Una forzatura legittima, certo, ma dal sapore inquietante. Perché, vedi, non siamo di fronte a un banale ricorso. Qui c'è il tentativo evidente e sfacciato di ribaltare ad ogni costo un verdetto di assoluzione piena, sancito dopo un lungo processo nel quale è stato accertato che il fatto non sussiste. Non che è «in dubbio», o che «non è dimostrabile»: il fatto non esiste proprio. Ma niente, ai persecutori non basta. Vogliono la condanna. Pretendono il mostro. È vero, le inchieste riguardano anche la sinistra: basti pensare al sindaco di Milano, Beppe Sala, attualmente indagato. Ma, guarda caso, quando le toghe si muovono contro un esponente di sinistra, scatta subito l'atteggiamento garantista: «Si vedrà», «non c'è nulla di certo», «ha la nostra fiducia». Nessuno che chieda le dimissioni. Nessuno che s'indigni. Quando, invece, si tratta di un uomo di destra, magari di un ministro che ha avuto l'ardire di difendere i confini dello Stato, che, lo ricordo, è una funzione costituzionale, allora parte la guerra mediatica, politica e giudiziaria.

Il caso di Salvini è da manuale. È stato massacrato mediaticamente e giudiziariamente per aver impedito uno sbarco che poteva (e che doveva) essere impedito, nessun delitto egli ha posto in essere.

Tuttavia, ne è seguito un processo lungo, estenuante, che si è concluso con un'assoluzione limpida. Ma non basta. Non va bene. La magistratura ha deciso che non può finire così, avrebbe voluto un altro finale, un altro epilogo, e dunque ha impugnato la sentenza. Cioè: la magistratura accusa la magistratura di aver sbagliato. È come se un chirurgo, dopo un intervento riuscito, venisse denunciato da un collega perché «non può essere che il paziente stia bene». Siamo al ridicolo. Questo non è diritto. È ideologia con la toga addosso. È persecuzione, caro Andrea. E lo proclamo con piena consapevolezza. Abbiamo già visto questo film. Berlusconi lo ha vissuto sulla sua pelle. Trenta processi, vent'anni di fango, intercettazioni, insinuazioni. Sempre lui. Sempre e solo lui. Perché era di destra, perché era popolare, perché aveva vinto. Ora tocca a Salvini. Che è colpevole non di un reato, ma di avere consenso e di avere esercitato un dovere e una prerogativa dello Stato in qualità di ministro. Colpevole altresì di essere stato scelto dagli italiani per fare ciò che ha fatto: proteggere i confini.

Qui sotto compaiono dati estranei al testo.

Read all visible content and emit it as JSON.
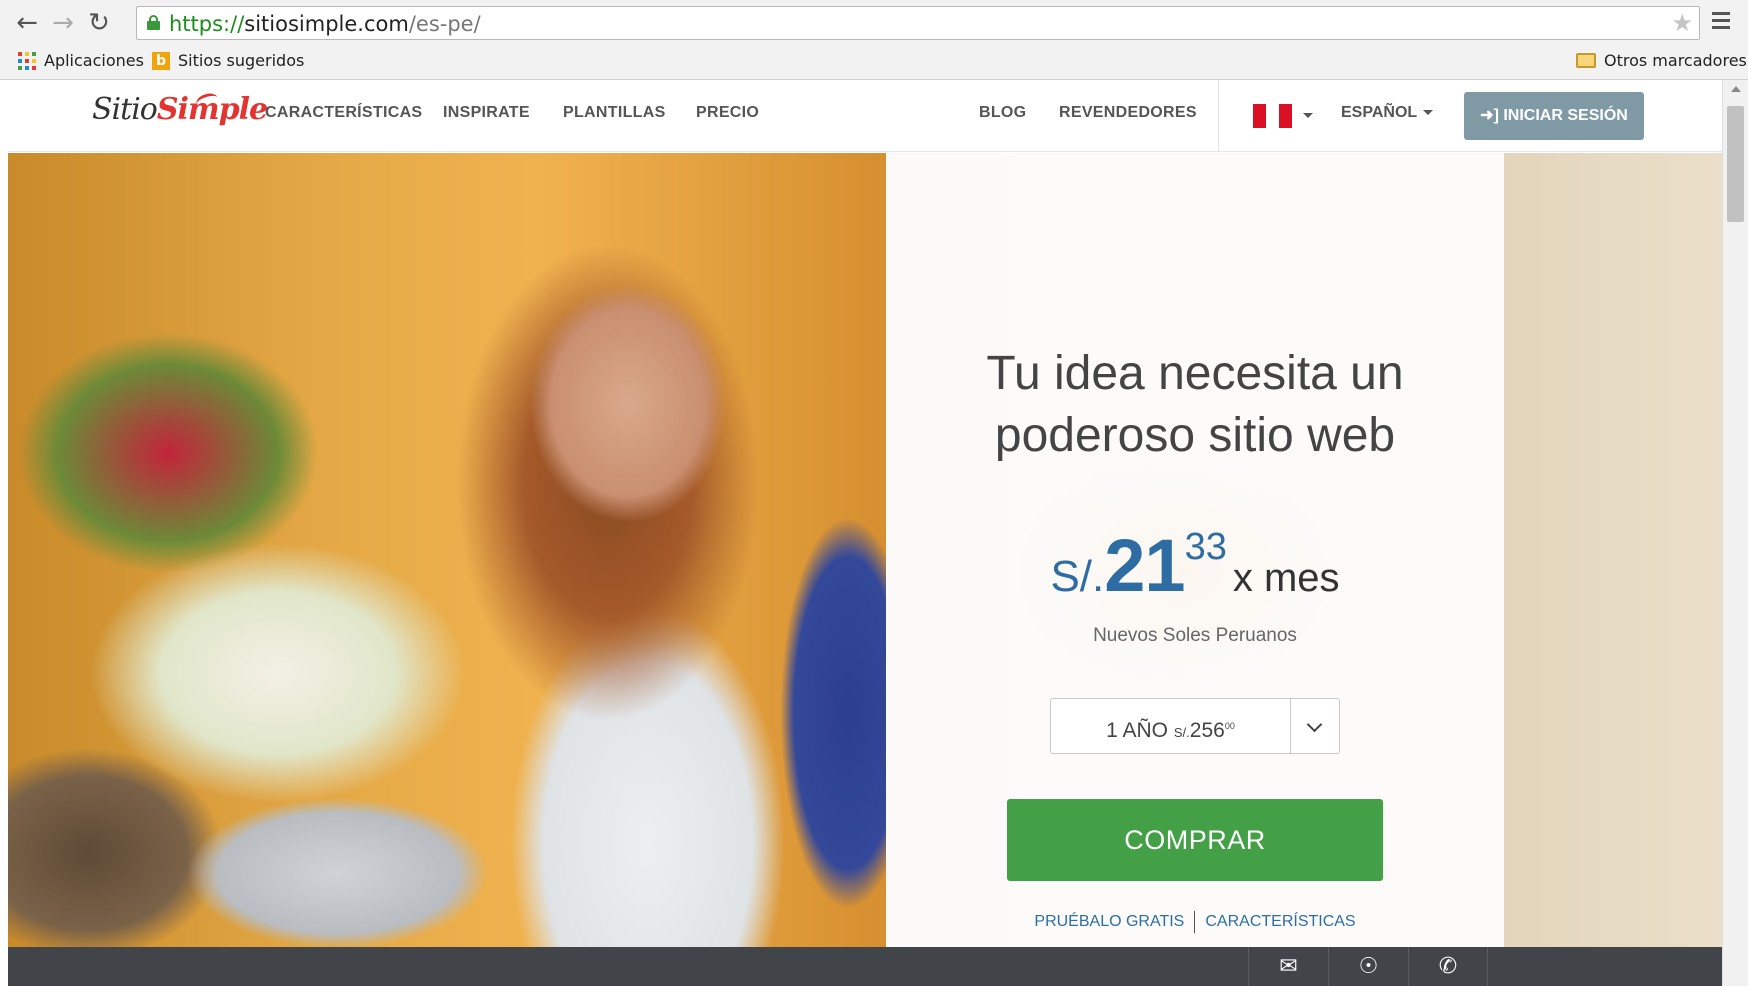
{
  "browser": {
    "url_protocol": "https://",
    "url_host": "sitiosimple.com",
    "url_path": "/es-pe/",
    "back_icon": "←",
    "forward_icon": "→",
    "reload_icon": "↻",
    "star_icon": "★",
    "bookmarks": {
      "apps": "Aplicaciones",
      "suggested": "Sitios sugeridos",
      "other": "Otros marcadores"
    }
  },
  "site": {
    "logo_part1": "Sitio",
    "logo_part2": "Simple",
    "nav": [
      "CARACTERÍSTICAS",
      "INSPIRATE",
      "PLANTILLAS",
      "PRECIO"
    ],
    "nav_right": [
      "BLOG",
      "REVENDEDORES"
    ],
    "language": "ESPAÑOL",
    "login": "➜] INICIAR SESIÓN",
    "flag_colors": [
      "#d91023",
      "#ffffff",
      "#d91023"
    ]
  },
  "hero": {
    "headline_line1": "Tu idea necesita un",
    "headline_line2": "poderoso sitio web",
    "price_currency": "S/.",
    "price_integer": "21",
    "price_decimal": "33",
    "price_period": "x mes",
    "price_subtitle": "Nuevos Soles Peruanos",
    "plan_label": "1 AÑO",
    "plan_currency": "S/.",
    "plan_amount": "256",
    "plan_cents": "00",
    "buy_button": "COMPRAR",
    "link_trial": "PRUÉBALO GRATIS",
    "link_features": "CARACTERÍSTICAS"
  },
  "bottom_bar": {
    "icons": [
      "chat-icon",
      "lifebuoy-icon",
      "phone-icon"
    ],
    "glyphs": [
      "✉",
      "☉",
      "✆"
    ]
  },
  "colors": {
    "primary_blue": "#2e6da4",
    "buy_green": "#43a047",
    "login_gray": "#7f9aa4",
    "logo_red": "#e3342f"
  }
}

Se passa il principio per cui è sufficiente un magistrato motivato per ribaltare la volontà popolare, allora non siamo più in democrazia. Siamo in togocrazia. E le urne diventano inutili. Concludo: Meloni ha ragione quando afferma che le sentenze vanno rispettate, anche quelle che assolvono, e che lo Stato ha il diritto e il dovere di salvaguardare i confini.

E ha ragione anche nel caso di Sala: non deve dimettersi, a meno che non si senta più in grado di governare.

Perché non è l'indagine che conta, ma il principio. E il principio è uno: o la legge è uguale per tutti, oppure è un'arma selettiva nelle mani di chi odia chi vince.